The Road Home is scheduled to close July 2019. City, county and state officials are now building the first of three new homeless resource centers planned elsewhere in Salt Lake County.

Steck, who works for Wood Residential Services, Wood Partners’ property management arm, said the police and social-services campaign reduced street crime and vagrancy in the Rio Grande neighborhood to roughly a tenth of what it was just a few years ago.

“Obviously, security was a concern and it was a challenge to change some people’s perceptions,” Steck said, “But since they came and did that, it’s essentially been a non-issue.”

McEntee said Wood Partners is now eager to proceed with a long-planned second phase, in the face of proven market demand for additional luxury dwellings. He likened Alta Gateway Station and its neighborhood to residential projects in the Denver area known as LoDo, a once-rundown historic part of the Colorado capital that is now site of the city’s more in-demand eateries and stores.

“It’s amazing when you get the rooftops up — and we saw this in Denver — you get the eyes 24/7, you get the businesses in and it starts moving in the right direction,” McEntee said.

Though it owns nearly 70 properties with about 20,000 units around the United States and has been involved in building up to 66,000 dwellings total, this is Wood Partners’ first project in Utah. The company describes its niche as “luxurious living at a fair price.”

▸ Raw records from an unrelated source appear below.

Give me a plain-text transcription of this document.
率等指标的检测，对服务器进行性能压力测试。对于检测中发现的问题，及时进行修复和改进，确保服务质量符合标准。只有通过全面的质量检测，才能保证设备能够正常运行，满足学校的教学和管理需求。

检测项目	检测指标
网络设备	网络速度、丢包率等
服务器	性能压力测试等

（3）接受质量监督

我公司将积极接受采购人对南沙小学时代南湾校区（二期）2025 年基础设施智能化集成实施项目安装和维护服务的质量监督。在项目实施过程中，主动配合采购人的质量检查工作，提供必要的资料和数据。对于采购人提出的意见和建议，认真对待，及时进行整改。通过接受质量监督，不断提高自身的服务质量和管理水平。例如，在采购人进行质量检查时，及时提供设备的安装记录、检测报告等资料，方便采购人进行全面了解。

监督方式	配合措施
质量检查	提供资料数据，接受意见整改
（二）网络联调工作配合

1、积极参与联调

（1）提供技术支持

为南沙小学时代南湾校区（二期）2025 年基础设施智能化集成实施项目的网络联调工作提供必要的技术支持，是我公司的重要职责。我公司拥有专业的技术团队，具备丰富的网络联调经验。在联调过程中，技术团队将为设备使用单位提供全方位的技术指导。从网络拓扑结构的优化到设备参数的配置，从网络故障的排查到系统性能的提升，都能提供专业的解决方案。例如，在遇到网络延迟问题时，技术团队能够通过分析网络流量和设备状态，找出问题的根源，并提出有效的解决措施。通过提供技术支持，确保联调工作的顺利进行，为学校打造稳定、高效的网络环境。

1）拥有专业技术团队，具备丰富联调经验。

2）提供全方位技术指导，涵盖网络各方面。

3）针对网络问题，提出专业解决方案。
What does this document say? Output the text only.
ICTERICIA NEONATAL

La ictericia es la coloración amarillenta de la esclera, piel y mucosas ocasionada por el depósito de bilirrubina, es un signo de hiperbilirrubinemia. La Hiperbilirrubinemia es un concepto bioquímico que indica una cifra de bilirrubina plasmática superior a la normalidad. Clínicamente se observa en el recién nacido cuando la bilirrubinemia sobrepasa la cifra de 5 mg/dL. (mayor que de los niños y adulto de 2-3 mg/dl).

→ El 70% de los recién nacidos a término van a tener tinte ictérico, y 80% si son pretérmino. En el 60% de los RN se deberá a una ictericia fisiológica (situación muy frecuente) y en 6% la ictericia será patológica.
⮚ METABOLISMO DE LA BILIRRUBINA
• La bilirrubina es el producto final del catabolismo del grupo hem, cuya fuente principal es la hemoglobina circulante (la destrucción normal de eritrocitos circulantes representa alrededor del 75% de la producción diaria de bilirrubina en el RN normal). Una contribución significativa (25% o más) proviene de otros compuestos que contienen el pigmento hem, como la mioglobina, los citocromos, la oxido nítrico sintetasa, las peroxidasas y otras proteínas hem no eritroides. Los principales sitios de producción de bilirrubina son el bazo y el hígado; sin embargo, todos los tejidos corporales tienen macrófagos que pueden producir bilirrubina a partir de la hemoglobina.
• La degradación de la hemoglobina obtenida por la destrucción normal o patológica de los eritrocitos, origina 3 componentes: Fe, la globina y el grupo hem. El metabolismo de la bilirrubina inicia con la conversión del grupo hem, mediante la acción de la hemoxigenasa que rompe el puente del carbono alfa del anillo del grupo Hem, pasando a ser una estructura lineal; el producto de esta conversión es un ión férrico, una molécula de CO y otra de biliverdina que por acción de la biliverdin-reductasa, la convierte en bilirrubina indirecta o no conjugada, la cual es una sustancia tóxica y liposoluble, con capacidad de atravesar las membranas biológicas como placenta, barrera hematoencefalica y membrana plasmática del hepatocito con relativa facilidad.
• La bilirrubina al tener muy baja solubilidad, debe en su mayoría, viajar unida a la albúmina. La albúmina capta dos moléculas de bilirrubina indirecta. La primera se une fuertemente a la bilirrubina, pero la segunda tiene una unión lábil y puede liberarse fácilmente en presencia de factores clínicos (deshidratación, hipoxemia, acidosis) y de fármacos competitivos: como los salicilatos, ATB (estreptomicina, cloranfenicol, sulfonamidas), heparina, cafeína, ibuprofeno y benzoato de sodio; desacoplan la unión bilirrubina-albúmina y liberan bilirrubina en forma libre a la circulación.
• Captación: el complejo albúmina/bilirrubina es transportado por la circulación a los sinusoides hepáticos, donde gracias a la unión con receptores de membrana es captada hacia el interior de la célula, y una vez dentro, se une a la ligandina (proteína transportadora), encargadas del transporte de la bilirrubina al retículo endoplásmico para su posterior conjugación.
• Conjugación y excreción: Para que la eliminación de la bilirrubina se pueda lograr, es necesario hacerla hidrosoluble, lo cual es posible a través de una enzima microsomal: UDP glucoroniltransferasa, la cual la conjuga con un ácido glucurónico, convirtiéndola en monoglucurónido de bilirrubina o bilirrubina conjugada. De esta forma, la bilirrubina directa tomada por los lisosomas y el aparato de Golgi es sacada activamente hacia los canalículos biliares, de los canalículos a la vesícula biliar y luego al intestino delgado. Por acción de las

And in addition to its swimming pool — a rarity in downtown Salt Lake City apartment buildings — Alta Gateway Station boasts an expansive fitness area, bike-ski repair shop, pet care room and climate-controlled wine cellar with personal lockers for rent. The underground parking garage is equipped with electric-vehicle charging stations.

“We’re at the top of the market in terms of finishes,” said Steck.

Reset a tax clock?

Wood Partners and The Gateway mall’s current owner Vestar are now in discussions with the city to extend urban-renewal tax credits in that western corner of downtown, known as the Depot District.

The tax rebates date back to before the 2002 Winter Olympics and Utah-based The Boyer Company’s city-subsidized development of Gateway, its Olympic Legacy Plaza and supporting utilities.

The lucrative breaks on new property taxes generated in the city-drawn district — known as increments — are set to expire in 2020, though to be tax-eligible, projects had to have broken ground by 2015.

Vestar CEO David Larcher, based in Phoenix, confirmed talks with the city’s Redevelopment Agency, or RDA, to extend the tax-increment financing.

Larcher said Vestar’s $30 million-plus overhaul of Gateway — including a new hotel and rebranding of the open-air shopping center into an art-heavy entertainment hub — is still only partly complete.

Clay Iman, development director with Wood Partners, said his company was seeking tax help because Alta Gateway’s second phase required the costly burial of immense electrical pylons to the north, owned by Rocky Mountain Power. The utility has so far turned down requests to share those undergrounding costs, Iman said.

City Councilman Derek Kitchen, who is also RDA board chairman, and a spokesman for Salt Lake City Mayor Jackie Biskupski, who serves as RDA executive director, said they were receptive to exploring the district extension, though it was early in the discussion.